WHEREAS , all obligations and liabilities of Borrower under the Note and Pledge have been absolutely and unconditionally guaranteed pursuant to Guaranty of Payment executed by the Guarantor to Lender dated May 2, 2012 (the “Guaranty”) (the Note, Loan Agreement, Pledge, Guaranty, and all other documents executed or delivered in connection with the Loan are hereinafter referred to as the “Loan Documents” ),

 

WHEREAS , by Amendment Agreement dated as of January 1, 2013 (the “First Amendment” ), the Lender made an additional revolving facility available to Borrower in the amount of $1,500,000.00 such that the maximum amount available pursuant to the Loan Agreement was increased to $5,000,000.00,

 

WHEREAS , by Note Extension Agreement dated as of May 1, 2013 (the “First Extension” ), the Maturity Date of the Note was extended until July 1, 2013,

 

 
 

 

WHEREAS , by Second Note Extension Agreement dated as of July 1, 2013 (the “Second Extension” ), the Maturity Date of the Note was extended until July 1, 2014,

 

WHEREAS , by Second Amendment Agreement dated as of July 1, 2013 (the “Second Amendment” ), the Lender made an additional revolving facility available to Borrower in the amount of $2,000,000.00 such that the maximum amount available pursuant to the Loan Agreement was increased to $7,000,000.00,

 

WHEREAS , by Third Note Extension Agreement dated as of June 24, 2014 (the “Third Extension” ), the Maturity Date of the Note was extended until October 29, 2014,

 

WHEREAS , by Third Amendment Agreement dated as of July 15, 2014 (the “Third Amendment” ), the Lender made an additional revolving facility available to Borrower in the amount of $700,000.00 for a limited period of thirty (30) days (deeming the Loan, with all previous Extensions and Amendments, consolidated), such that the maximum amount available through November 14, 2014 pursuant to the Loan Agreement was increased to $7,700,000.00,

 

WHEREAS , by Fourth Note Extension Agreement dated as of October 29, 2014 (the “Fourth Extension” ), the Maturity Date of the Note was extended until December 13, 2014,

 

WHEREAS , by Fourth Amendment Agreement dated as of November 14, 2014 (the “Fourth Amendment” ), the Lender made an additional revolving facility available to Borrower in the amount of $700,000.00 for a limited period of thirty (30) days (deeming the Loan, with all previous Extensions and Amendments, consolidated) such that the maximum amount available through December 13, 2014 pursuant to the Loan Agreement was increased to $7,700,000.00,

 

WHEREAS , there is now due and owing on the Note and secured by the Pledge an unpaid principal balance of SEVEN MILLION SEVEN HUNDRED THOUSAND and 00/100 ($7,700,000.00) DOLLARS,

 

WHEREAS , Borrower and Guarantor have requested that Lender extend the term of the Note and the term of the additional revolving facility, and Lender has agreed to do so, in consideration of the covenants hereinafter made by Borrower,

 

 
 

 

WHEREAS , Lender is willing to consent to such request, but only on the following terms and conditions,

 

NOW, in consideration of Ten ($10.00) Dollars good and valuable consideration the receipt and adequacy of which is hereby acknowledged, it is hereby understood and agreed as follows:

 

1.            Covenant to Pay . Borrower does hereby covenant and agree to pay the current unpaid principal balance on the Note of SEVEN MILLION SEVEN HUNDRED THOUSAND AND 00/100 ($7,700,000.00) DOLLARS which is due to Lender as of the date hereof without offset, defense or counterclaim of any kind or nature whatsoever.

 

2.            Extension of Maturity Date of Note . The Maturity Date of the Note is hereby extended from December 13, 2014 to June 11, 2015, upon which date the entire unpaid principal balance of the Note and all accrued interest thereon shall be due and payable in full.
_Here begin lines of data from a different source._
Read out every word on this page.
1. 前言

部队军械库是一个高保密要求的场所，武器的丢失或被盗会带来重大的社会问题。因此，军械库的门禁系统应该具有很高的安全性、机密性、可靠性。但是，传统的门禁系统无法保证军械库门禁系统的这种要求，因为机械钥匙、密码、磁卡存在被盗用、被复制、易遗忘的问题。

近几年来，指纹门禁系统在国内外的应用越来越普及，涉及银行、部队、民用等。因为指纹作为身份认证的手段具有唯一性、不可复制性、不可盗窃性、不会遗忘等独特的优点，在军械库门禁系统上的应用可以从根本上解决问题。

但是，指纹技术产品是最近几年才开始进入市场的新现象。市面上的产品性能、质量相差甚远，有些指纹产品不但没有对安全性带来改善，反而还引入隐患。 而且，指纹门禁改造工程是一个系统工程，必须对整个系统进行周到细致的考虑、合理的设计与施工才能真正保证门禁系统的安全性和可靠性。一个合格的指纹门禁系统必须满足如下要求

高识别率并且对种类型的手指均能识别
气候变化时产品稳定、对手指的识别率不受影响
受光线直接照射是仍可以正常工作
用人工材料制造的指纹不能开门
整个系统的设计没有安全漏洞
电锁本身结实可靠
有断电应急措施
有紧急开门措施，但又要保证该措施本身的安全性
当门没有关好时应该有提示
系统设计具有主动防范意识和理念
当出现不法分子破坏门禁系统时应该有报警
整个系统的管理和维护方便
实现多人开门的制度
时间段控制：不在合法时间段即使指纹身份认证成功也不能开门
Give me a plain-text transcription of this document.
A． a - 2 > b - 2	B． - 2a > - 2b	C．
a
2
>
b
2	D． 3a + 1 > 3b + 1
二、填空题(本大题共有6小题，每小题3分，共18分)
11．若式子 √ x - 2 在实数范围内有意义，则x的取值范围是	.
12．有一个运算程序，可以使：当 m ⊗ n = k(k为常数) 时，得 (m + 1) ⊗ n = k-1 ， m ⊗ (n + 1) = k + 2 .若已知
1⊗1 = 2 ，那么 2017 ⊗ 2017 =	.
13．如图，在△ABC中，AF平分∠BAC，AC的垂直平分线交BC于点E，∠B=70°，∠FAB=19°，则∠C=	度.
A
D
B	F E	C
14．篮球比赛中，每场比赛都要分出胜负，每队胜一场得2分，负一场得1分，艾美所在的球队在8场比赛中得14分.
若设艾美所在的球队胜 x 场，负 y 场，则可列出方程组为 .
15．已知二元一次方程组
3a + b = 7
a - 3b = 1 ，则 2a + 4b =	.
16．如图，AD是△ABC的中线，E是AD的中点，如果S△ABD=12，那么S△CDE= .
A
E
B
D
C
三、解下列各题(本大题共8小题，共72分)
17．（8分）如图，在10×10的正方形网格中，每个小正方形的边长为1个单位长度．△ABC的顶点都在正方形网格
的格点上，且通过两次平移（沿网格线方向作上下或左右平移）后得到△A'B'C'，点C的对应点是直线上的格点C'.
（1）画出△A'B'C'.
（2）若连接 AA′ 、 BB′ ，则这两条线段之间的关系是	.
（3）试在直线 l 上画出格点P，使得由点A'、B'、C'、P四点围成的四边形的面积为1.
A payment of $700,000.00, representing the additional revolving facility made as of November 14, 2014, which was due on December 13, 2104, is hereby extended until February 11, 2015, upon which date $700,000.00 is due and payable in full.

 

3.            Ratification of Guaranty of Payment . In order to induce Lender to enter into this Agreement, Guarantor hereby ratifies and confirms his continuing, absolute, unconditional, liability on the Guaranty in the principal amount of $7,700,000.00, with interest thereon as provided for in the Note, as well all other “Obligations” as such term is defined in the Guaranty. Guarantor hereby confirms there are no offsets or defenses to the Guaranty, as amended and ratified hereby.

 

4.            Loan Documents Continued . Except as otherwise provided herein, the Note, the Loan Agreement, the Pledge, the Guaranty, the First Amendment, the Second Amendment, the Third Amendment, the Fourth Amendment, the First Extension, the Second Extension, the Third Extension, and the Fourth Extension and all other documents executed by Borrower in connection with the loan evidenced by the Note shall remain in full force and effect without modification or change.

 

5.            Agreement Controlling . When the terms and provisions contained in the Note and the Loan Agreement conflict with the terms and provisions contained in this Agreement, the terms and provisions herein contained shall prevail, and that as extended by this Agreement, the Loan Documents are hereby ratified and confirmed in all respects.

 

 
 

 

6.            No Other Changes; Parties Bound . This Agreement may not be changed or terminated orally, the covenants contained in this Agreement shall bind the Borrower, its heirs, representatives, successors and assigns, and shall inure to the benefit of Sterling, and its successors and assigns.

 

In witness thereof, the Lender, Borrower and Guarantor have executed this Agreement as of the date set forth above.

 

  STERLING NATIONAL BANK
     
     
  By: /s/ Peter E. Gardner  
    Peter E. Gardner
    Vice President
     
     
  MANHATTAN BRIDGE CAPITAL, INC.
     
     
     
  By: /s/Assaf Ran  
    ASSAF RAN, President
     
     
    /s/Assaf Ran  
    ASSAF RAN, individually as
    Guarantor

 

 

 

 

 
 

 

STATE OF NEW YORK )
  ) ss.:
COUNTY OF NEW YORK )

 

On the 11th day of December, 2014, before me personally appeared Peter E. Gardner, personally known to me or proved to me on the basis of satisfactory evidence to be the individual whose name is subscribed to the within instrument and acknowledged to me that he executed the same in his capacity, and that by his signature on the instrument, the individual, or the person upon behalf of which the individual acted, executed the instrument.

 

 

  /s/Michael Anthony Carbonaro  
  Notary Public
   
  [NOTARY STAMP]
   

 

STATE OF NEW YORK )
  ) ss.:
COUNTY OF QUEENS )

 

On the 11th day of December, 2014 before me personally appeared ASSAF RAN, personally known to me or proved to me on the basis of satisfactory evidence to be the individual whose name is subscribed to the within instrument and acknowledged to me that he executed the same in his capacity, and that by his signature on the instrument, the individual, or the person upon behalf of which the individual acted, executed the instrument.